Verzet tegen het nationalisme was geboden ter wille van de ware kerk, maar niet minder ter wille van de rechte staat. Dat heeft Barth steeds meer beseft en daarom hebben de nazi’s hem als staatsvijand nummer één beschouwd en al zijn geschriften op de index geplaatst.

Zo kreeg Barth dan eind 1934 zijn ontslag.

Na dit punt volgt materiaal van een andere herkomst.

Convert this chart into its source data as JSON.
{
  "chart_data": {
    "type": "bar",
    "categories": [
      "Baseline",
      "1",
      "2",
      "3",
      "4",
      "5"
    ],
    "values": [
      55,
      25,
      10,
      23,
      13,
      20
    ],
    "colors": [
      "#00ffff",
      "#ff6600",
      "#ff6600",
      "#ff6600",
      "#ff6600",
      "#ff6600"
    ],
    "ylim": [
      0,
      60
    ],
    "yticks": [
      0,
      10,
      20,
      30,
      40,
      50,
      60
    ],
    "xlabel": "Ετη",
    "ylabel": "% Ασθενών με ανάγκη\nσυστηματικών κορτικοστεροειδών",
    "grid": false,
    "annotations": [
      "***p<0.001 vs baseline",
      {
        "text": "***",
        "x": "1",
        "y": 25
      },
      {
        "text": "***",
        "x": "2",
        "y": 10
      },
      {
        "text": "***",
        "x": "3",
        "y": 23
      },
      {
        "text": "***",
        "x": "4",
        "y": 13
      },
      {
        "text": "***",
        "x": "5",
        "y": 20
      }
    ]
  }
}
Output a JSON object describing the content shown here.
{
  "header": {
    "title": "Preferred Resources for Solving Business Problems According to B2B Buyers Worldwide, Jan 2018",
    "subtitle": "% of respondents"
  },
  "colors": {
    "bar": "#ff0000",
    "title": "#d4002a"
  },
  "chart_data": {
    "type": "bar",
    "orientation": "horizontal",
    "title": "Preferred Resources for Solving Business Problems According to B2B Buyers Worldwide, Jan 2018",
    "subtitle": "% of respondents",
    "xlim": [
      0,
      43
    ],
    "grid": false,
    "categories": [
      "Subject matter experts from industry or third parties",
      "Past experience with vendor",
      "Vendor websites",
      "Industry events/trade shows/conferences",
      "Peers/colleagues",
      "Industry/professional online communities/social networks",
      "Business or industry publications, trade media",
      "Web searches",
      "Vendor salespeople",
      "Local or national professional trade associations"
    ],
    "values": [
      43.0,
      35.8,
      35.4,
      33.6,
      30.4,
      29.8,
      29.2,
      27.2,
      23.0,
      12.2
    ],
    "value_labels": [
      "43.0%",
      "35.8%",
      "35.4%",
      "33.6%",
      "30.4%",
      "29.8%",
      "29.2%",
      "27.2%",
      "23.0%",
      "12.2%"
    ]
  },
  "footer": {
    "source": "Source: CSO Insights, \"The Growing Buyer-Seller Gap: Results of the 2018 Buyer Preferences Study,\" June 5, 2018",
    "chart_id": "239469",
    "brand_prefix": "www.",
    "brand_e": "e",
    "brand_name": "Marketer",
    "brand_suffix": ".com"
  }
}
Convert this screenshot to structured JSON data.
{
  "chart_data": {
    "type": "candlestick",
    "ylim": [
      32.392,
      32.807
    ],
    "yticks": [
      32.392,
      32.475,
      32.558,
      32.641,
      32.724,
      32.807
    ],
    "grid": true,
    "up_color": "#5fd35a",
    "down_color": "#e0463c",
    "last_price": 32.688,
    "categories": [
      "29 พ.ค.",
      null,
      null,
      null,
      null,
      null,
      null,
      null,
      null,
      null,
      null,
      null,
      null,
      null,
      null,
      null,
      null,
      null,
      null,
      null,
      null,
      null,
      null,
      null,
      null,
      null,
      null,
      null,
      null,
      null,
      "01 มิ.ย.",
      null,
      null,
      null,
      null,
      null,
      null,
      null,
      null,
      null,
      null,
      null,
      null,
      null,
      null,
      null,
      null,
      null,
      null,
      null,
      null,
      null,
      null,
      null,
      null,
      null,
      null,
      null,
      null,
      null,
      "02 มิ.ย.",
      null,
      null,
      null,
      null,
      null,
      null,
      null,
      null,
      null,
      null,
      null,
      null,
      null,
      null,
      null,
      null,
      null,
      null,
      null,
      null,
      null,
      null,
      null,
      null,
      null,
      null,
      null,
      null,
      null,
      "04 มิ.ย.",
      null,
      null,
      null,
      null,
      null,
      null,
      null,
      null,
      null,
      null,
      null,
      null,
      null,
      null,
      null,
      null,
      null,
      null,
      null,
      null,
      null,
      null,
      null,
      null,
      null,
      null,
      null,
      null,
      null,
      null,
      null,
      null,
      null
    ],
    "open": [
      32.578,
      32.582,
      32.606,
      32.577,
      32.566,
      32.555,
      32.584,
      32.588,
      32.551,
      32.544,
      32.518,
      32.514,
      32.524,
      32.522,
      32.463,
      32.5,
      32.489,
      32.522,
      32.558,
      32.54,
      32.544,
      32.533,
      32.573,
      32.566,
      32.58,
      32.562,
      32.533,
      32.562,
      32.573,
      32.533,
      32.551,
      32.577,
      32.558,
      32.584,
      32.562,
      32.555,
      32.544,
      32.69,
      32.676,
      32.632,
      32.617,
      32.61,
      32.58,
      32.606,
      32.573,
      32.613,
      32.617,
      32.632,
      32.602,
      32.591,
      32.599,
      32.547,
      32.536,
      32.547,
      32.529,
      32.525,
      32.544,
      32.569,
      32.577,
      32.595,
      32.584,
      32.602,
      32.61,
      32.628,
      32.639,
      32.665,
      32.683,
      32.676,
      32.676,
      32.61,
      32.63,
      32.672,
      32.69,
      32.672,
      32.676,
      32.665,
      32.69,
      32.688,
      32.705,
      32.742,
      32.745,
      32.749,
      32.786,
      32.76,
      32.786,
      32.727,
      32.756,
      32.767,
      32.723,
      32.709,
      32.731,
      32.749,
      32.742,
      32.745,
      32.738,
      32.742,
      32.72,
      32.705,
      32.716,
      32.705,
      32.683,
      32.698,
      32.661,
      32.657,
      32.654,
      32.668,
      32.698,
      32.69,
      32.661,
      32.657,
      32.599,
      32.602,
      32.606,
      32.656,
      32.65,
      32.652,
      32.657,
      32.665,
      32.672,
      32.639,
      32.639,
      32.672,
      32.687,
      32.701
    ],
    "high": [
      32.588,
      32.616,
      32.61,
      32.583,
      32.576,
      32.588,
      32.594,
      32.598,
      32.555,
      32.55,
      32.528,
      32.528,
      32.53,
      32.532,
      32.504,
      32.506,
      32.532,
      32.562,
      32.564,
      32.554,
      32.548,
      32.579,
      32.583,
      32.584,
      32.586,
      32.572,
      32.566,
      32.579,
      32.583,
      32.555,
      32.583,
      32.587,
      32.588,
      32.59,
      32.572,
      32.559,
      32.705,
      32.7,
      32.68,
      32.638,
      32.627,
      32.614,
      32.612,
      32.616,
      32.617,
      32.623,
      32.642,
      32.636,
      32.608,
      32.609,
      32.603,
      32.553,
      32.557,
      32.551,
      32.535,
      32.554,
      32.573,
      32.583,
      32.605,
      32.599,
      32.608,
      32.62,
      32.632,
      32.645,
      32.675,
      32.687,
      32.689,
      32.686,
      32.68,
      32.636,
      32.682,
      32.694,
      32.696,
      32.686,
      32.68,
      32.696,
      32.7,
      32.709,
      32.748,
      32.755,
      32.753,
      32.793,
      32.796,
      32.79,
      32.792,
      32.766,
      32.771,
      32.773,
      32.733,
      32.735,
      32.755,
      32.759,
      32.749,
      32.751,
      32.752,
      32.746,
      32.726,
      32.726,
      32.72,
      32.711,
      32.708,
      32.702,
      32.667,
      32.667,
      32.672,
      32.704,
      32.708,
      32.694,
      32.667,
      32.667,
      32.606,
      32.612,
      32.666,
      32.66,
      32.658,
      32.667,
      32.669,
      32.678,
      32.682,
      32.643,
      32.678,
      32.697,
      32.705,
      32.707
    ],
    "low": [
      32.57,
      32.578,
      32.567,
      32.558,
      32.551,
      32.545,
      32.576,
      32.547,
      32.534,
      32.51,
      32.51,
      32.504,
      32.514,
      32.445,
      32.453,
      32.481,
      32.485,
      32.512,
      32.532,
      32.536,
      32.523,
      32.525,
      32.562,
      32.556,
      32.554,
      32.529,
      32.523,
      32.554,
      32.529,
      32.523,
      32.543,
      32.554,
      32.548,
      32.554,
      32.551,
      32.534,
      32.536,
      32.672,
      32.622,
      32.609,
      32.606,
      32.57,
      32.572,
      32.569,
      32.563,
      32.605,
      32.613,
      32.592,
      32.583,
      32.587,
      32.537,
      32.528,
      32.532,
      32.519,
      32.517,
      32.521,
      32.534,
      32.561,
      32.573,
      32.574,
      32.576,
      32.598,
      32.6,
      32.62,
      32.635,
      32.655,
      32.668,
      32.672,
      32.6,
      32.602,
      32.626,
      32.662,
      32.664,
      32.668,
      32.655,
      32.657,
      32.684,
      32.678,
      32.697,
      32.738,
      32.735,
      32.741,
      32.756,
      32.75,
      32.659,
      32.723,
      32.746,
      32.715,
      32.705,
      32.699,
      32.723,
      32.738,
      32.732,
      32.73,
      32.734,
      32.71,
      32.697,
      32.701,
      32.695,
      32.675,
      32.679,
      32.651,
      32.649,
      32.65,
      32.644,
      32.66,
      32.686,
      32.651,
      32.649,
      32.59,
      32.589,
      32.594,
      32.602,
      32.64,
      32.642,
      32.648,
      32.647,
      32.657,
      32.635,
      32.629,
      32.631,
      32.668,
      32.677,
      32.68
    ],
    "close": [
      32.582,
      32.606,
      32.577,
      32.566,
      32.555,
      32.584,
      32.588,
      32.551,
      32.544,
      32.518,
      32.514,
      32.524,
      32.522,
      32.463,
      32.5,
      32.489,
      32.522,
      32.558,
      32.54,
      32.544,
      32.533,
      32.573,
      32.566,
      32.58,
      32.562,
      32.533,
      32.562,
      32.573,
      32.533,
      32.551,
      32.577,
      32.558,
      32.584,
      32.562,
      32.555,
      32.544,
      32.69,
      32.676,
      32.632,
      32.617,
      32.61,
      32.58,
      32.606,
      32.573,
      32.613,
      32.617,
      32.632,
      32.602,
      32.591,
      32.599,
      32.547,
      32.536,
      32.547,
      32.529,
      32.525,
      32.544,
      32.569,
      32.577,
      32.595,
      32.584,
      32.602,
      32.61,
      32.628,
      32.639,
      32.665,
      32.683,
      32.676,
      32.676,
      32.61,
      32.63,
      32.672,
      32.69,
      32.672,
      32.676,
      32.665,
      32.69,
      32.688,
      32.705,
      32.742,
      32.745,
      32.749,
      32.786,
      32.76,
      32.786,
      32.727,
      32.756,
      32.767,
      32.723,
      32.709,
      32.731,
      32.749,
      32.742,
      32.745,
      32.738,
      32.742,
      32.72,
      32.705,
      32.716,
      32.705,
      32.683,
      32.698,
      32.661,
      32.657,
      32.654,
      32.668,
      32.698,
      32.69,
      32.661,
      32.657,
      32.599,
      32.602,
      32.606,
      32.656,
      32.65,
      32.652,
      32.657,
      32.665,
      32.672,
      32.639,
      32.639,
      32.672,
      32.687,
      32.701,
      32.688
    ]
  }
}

Bij enkelen in Nederland kwam in die dagen het plan op, hem een leerstoel aan de rijksuniversiteit in Utrecht aan de bieden. Er werd geld bijeengebracht en aan de synode der hervormde kerk werd een voorstel gedaan. De synode heeft om allerlei redenen dat voorstel naast zich neergelegd en Barth zelf liet merken, dat hij aan Zwitserland boven Nederland de voorkeur gaf.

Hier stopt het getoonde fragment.